United States Armed Forces are developing promising hydrogen fuel cell combat vehicles. The list includes infantry fighting vehicles and tanks, and the development is led by scientists from the US Army Combat Capability Management Center (GVSC) and the Ground Forces Research Laboratory.
According to new data from the Center for Land Vehicles, the US Army is engaged in an in-depth study and evaluation of fuel cell energy technology. Scientists expect that new developments will provide Washington with tactical advantages when using land vehicles.
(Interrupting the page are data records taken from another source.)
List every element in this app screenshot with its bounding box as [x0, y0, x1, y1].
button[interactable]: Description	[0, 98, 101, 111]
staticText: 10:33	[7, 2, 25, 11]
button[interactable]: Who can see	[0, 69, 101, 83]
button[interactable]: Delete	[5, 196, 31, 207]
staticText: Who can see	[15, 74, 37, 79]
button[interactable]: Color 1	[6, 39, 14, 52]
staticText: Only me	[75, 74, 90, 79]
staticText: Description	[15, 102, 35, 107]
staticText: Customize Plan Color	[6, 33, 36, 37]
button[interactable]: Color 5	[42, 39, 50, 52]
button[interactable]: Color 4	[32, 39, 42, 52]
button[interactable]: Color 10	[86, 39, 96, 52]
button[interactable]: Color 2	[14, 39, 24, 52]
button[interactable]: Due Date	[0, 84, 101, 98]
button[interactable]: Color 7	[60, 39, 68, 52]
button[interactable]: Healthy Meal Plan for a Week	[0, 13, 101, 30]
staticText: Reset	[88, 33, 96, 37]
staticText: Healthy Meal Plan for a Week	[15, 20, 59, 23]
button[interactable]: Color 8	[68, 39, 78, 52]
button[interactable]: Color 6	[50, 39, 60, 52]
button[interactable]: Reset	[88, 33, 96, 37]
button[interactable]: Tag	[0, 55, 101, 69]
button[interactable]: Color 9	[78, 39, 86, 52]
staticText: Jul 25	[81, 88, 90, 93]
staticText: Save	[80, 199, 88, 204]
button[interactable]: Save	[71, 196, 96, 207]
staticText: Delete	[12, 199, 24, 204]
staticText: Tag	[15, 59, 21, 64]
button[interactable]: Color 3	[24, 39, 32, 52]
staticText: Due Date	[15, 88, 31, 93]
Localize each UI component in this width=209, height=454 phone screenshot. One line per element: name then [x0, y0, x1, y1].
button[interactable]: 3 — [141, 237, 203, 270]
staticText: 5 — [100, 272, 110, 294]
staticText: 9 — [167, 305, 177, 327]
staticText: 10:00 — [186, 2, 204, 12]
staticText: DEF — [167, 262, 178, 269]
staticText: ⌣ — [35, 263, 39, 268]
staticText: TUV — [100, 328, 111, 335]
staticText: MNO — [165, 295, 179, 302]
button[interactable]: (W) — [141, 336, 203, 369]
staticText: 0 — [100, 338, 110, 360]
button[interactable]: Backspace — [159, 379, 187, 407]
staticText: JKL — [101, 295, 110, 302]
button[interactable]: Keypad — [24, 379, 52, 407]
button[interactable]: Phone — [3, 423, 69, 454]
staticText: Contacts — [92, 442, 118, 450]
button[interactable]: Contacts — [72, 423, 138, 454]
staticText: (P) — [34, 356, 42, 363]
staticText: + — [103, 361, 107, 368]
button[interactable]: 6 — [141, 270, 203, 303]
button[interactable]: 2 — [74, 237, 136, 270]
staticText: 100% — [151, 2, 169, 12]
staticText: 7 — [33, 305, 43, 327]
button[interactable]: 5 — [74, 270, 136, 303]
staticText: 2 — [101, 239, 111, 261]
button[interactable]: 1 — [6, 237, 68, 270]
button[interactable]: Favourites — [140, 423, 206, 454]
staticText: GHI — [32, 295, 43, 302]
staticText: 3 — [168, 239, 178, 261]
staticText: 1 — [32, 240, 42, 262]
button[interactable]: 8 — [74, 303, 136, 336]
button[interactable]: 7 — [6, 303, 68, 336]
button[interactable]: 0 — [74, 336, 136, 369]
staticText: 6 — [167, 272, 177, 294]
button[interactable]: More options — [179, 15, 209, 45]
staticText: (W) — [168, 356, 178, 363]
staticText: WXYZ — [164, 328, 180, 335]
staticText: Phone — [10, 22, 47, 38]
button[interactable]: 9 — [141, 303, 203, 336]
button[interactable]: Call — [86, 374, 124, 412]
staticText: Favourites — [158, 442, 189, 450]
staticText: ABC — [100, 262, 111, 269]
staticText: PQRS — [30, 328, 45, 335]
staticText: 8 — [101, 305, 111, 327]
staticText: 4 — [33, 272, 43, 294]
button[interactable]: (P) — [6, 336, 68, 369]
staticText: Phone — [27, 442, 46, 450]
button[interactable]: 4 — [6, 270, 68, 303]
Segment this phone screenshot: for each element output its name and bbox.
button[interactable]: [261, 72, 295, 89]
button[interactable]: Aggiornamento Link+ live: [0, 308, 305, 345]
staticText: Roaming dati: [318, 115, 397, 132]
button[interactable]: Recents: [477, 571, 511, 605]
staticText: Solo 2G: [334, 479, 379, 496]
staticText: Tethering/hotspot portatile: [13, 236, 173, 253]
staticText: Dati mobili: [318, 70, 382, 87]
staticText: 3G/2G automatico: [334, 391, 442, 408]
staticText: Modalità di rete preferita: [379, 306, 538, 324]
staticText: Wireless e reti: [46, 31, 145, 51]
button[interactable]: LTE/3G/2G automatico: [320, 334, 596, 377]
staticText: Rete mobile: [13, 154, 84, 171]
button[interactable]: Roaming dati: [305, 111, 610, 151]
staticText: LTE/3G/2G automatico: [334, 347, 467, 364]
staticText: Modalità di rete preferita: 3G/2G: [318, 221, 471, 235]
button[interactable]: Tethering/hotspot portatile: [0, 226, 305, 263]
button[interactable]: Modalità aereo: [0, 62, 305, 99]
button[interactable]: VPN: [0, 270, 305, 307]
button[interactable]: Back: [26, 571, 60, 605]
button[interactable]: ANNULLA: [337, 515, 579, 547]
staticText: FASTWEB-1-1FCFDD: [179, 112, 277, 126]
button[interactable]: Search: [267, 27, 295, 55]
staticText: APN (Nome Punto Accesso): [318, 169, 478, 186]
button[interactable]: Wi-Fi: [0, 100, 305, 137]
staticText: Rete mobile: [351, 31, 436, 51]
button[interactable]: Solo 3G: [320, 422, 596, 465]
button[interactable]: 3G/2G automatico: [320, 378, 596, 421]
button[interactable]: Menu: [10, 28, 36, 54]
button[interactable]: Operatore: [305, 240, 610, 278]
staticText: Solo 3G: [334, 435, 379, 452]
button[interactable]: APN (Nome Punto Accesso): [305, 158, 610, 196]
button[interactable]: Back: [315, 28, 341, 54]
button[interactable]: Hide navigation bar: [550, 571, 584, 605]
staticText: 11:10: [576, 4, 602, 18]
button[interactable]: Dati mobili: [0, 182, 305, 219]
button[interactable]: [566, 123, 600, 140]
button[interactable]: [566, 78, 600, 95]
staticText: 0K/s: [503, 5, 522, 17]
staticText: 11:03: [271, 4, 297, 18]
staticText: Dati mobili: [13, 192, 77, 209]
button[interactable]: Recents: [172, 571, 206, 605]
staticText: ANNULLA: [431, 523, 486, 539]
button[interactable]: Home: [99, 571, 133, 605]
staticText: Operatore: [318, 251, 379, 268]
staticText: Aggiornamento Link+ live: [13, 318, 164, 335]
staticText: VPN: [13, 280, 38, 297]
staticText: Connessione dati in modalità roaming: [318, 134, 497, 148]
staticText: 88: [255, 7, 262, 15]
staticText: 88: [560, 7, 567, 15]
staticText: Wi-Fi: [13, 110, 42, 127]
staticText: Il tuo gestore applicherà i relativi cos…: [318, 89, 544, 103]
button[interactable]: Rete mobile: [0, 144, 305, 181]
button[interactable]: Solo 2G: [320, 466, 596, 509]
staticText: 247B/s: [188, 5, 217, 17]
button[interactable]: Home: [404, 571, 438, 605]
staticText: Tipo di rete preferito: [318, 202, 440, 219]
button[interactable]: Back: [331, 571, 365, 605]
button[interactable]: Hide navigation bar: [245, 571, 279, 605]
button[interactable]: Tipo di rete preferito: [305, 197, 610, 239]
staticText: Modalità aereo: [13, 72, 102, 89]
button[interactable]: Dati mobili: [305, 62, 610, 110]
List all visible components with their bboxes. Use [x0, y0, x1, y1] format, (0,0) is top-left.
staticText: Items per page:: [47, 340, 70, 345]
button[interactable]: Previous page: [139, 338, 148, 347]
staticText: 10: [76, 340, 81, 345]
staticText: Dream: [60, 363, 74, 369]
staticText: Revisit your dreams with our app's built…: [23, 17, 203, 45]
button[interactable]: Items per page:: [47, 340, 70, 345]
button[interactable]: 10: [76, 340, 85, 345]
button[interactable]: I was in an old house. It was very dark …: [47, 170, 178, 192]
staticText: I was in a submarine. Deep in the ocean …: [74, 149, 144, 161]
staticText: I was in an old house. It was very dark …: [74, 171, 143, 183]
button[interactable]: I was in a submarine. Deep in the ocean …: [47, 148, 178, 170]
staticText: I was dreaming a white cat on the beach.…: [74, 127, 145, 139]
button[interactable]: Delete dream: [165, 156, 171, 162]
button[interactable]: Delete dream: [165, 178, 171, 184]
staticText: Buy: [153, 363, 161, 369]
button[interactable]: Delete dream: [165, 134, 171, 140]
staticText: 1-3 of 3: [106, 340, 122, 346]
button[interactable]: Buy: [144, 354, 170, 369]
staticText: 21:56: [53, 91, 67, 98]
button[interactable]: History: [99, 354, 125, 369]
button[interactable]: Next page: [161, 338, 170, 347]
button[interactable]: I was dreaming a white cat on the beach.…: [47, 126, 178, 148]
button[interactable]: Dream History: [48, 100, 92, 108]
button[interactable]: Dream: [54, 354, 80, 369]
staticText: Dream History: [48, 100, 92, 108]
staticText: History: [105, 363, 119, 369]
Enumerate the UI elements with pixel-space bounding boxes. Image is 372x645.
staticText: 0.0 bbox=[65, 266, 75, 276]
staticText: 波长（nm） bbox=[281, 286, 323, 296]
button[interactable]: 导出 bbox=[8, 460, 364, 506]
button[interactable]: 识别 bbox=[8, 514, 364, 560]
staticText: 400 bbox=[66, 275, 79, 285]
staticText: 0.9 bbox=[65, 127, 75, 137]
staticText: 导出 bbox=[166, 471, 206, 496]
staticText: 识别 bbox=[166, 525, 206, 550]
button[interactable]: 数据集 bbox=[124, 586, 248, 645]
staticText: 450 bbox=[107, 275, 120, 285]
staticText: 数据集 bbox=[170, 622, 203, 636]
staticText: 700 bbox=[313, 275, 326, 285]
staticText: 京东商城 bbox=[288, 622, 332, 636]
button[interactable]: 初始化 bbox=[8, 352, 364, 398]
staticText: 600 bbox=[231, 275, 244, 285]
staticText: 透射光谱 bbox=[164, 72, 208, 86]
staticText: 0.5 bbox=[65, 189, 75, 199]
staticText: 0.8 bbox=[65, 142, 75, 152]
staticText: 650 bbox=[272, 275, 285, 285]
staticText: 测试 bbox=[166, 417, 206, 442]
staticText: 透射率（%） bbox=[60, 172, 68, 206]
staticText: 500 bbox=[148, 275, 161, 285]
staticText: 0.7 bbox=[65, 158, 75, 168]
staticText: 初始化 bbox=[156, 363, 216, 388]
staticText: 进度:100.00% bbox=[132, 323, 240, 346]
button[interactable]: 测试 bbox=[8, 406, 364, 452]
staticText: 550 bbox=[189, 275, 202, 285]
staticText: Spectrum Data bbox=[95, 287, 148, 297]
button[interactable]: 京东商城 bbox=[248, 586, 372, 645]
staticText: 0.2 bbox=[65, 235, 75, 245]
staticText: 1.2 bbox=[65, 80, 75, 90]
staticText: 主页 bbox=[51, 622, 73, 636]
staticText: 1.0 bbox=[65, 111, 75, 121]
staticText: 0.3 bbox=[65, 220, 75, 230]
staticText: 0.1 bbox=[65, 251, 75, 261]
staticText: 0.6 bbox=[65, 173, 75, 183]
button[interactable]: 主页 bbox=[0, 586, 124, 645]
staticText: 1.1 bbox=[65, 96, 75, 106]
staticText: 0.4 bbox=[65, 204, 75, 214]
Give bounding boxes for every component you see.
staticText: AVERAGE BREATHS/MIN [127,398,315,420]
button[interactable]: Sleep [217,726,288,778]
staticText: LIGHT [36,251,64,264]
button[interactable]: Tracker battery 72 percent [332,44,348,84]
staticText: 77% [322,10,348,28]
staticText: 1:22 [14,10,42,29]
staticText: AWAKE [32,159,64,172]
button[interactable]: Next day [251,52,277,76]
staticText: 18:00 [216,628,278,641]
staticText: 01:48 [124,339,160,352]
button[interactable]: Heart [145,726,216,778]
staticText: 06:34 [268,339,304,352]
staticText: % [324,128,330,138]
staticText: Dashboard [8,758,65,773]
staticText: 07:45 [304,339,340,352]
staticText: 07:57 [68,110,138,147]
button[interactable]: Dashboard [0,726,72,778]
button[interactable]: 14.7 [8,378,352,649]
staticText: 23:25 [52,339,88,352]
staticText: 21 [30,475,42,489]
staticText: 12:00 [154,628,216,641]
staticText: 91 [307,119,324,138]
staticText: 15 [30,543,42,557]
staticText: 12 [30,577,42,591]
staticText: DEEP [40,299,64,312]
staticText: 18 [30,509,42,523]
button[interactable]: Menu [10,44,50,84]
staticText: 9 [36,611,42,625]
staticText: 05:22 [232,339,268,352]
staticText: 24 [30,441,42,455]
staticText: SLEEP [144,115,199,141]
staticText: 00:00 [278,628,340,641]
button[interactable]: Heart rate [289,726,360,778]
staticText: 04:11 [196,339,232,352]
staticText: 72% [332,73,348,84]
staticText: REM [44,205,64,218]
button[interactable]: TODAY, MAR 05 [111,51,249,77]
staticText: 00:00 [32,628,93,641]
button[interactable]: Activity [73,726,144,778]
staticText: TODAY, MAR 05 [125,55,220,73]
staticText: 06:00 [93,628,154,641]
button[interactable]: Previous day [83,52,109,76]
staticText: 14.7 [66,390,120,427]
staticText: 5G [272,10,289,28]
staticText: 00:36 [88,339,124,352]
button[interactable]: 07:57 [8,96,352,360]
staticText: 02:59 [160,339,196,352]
Fuel cells generate electricity almost silently, efficiently and do not cause increased harm to the environment. Their energy efficiency is higher than that of internal combustion engines, and the hydrogen used as fuel can come from various sources: it can be produced from any water-based liquid, such as coffee, sports drinks or even urine. Moreover, existing fuels such as gasoline, propane and natural gas can also be used to extract hydrogen.
Hydrogen is the most common element on the planet. Potentially, many scientists see it as a future replacement for gasoline and diesel fuel.
The challenge is to reduce oil dependence
Although the latest hydrogen fuel cell technologies are expected to reduce environmental damage in the long run, they are primarily aimed at reducing oil dependence. In addition, the technology provides an important element of stealth: machines, on hydrogen, do not produce smoke, noticeable noise or smell, do not emit significant amounts of heat.
Scientists from commercial companies working for the army are currently developing unified hydrogen platforms to create the future tank and infantry fighting vehicle.
The new hydrogen power unit provides a number of advantages, including high torque, which should allow the future tank to overcome uneven terrain; quiet mobility; reduced acoustic and thermal characteristics; weight reduction of a combat vehicle; the possibility of obtaining fuel from several sources. But at the same time, a separate issue is related to security.